PIP podpiera się interpretacją zawartą we wspólnym stanowisku z Ministerstwem Rodziny, Pracy i Polityki Społecznej dotyczącym ustawy o zakazie handlu, która została opublikowana na stronie Ministerstwa tuż przed pierwszą niehandlową niedzielą.
W jednym z punktów przedstawiono wyjaśnienie, jak należy odczytywać definicję placówki handlowej. W art. 3 pkt 1 ustawy „placówkę handlową” zdefiniowano jako „obiekt, w którym jest prowadzony handel oraz są wykonywane czynności związane z handlem”. Według Ministerstwa placówkami handlowymi są nie tylko te obiekty, gdzie łącznie są prowadzone handel i czynności związane z handlem.

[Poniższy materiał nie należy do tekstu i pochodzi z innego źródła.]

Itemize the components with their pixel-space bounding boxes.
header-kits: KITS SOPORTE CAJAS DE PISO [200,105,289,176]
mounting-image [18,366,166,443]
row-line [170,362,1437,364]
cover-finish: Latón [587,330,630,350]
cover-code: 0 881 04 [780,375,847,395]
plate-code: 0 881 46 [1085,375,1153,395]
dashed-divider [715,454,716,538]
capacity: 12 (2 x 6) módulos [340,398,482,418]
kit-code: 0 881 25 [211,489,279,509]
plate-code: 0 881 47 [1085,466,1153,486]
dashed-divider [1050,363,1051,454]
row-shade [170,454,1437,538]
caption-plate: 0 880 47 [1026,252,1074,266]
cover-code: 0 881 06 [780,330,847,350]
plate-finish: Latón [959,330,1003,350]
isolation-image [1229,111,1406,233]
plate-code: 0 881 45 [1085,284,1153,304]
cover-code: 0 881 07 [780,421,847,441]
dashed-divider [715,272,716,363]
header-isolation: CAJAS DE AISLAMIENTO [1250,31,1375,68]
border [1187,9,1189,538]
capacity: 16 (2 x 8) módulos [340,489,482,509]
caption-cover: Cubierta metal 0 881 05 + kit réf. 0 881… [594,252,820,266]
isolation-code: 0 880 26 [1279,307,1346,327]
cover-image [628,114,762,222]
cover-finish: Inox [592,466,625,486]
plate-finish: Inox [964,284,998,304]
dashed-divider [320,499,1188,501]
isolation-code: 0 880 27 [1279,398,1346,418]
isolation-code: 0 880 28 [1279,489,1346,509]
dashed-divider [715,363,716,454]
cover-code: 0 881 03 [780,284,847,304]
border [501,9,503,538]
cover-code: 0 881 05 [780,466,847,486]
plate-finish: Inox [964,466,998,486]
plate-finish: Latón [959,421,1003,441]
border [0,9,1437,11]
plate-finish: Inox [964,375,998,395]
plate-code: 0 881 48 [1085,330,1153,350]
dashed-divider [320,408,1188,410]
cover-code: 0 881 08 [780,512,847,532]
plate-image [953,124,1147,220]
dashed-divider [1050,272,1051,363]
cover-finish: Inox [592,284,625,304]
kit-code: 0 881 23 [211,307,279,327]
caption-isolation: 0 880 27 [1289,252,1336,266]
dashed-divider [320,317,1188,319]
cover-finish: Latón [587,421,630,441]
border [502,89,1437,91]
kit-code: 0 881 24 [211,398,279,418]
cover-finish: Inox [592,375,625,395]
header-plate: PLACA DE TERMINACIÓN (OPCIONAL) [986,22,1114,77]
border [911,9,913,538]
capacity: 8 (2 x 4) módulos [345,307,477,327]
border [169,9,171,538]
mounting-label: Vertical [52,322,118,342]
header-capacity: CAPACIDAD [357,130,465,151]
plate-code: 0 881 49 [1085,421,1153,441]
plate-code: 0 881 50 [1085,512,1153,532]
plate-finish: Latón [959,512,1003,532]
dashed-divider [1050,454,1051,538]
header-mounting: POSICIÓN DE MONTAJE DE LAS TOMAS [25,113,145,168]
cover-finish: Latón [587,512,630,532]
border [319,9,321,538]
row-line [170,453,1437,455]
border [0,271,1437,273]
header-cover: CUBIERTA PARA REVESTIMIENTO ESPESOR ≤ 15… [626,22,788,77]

Handel i czynności bezpośrednio związane z handlem mogą być wykonywane przez tego samego przedsiębiorcę w różnych miejscach i w takim przypadku oba miejsca powinny być zamknięte. Odmienna od punktu prowadzenia sprzedaży lokalizacja powierzchni magazynowej, a także przypisanie tej powierzchni do kilku sklepów, nie powoduje automatycznie niepodleganie pracy tam wykonywanej zakazom wynikającym ustawy. Zdaniem Ministerstwa przyjęcie innej interpretacji definicji placówki handlowej umożliwiałoby omijanie tego przepisu poprzez taką organizację placówek handlowych, aby część ich funkcji, niezwiązanych bezpośrednio z prowadzeniem sprzedaży, została wydzielona lokalowo. Na tej podstawie inspektorzy chcą karać otwarte w niehandlowe niedziele centra dystrybucji.
Czytaj też: Zakaz handlu dotyczy też pracowników na zleceniach >>
Stanowczo protestujemy przeciwko takiej wykładni tych przepisów. Interpretacja PIP nie ma żadnego oparcia w treści ustawy – komentuje Waldemar Nowakowski, prezes Polskiej Izby Handlu.
Użyty w dyskutowanym przepisie art. 3 pkt 1 spójnik „oraz” oznacza połączenie obu funkcji: handlu i innych czynności związanych z handlem. Obie te funkcje muszą występować jednocześnie w tym samym obiekcie, aby można mu przypisać cechę placówki handlowej. Niedopuszczalne jest „poprawianie” zamysłu twórców ustawy, tak jak to czyni Ministerstwo z PIP, poprzez przypisywanie innego znaczenia użytemu przez ustawodawcę spójnikowi (Według Ministerstwa i PIP „oraz” oznacza „lub”) - zauważa PIH. i dodaje, że nie usprawiedliwia tego zwłaszcza przeświadczenie, że przepis w brzmieniu wyrażonym przez ustawodawcę okazuje się – jak się wyrażono – „możliwym” (łatwym) do ominięcia. Dlatego centra dystrybucyjne, gdzie nie prowadzi się handlu, nie podlegają ograniczeniom tej ustawy - czytamy w opublikowanym stanowisku.
PIH protestuje przeciwko rozszerzaniu zakazu działalności w niedziele i święta na centra dystrybucji, centra logistyczne lub magazynowe. Uważa, że karanie przedsiębiorców prowadzących takie centra na podstawie przepisów ustawy o ograniczeniu handlu w niedziele i święta oraz niektóre inne dni, jest bezprawne.
– Mamy nadzieję, że Państwowa Inspekcja Pracy zmieni swoje stanowisko po zapoznaniu się z naszymi argumentami. Wysłaliśmy do MRPiP społecznej pismo, w którym zwracamy uwagę na niewłaściwą interpretację przepisów ustawy o zakazie handlu w niedziele – mówi Waldemar Nowakowski, prezes Polskiej Izby Handlu.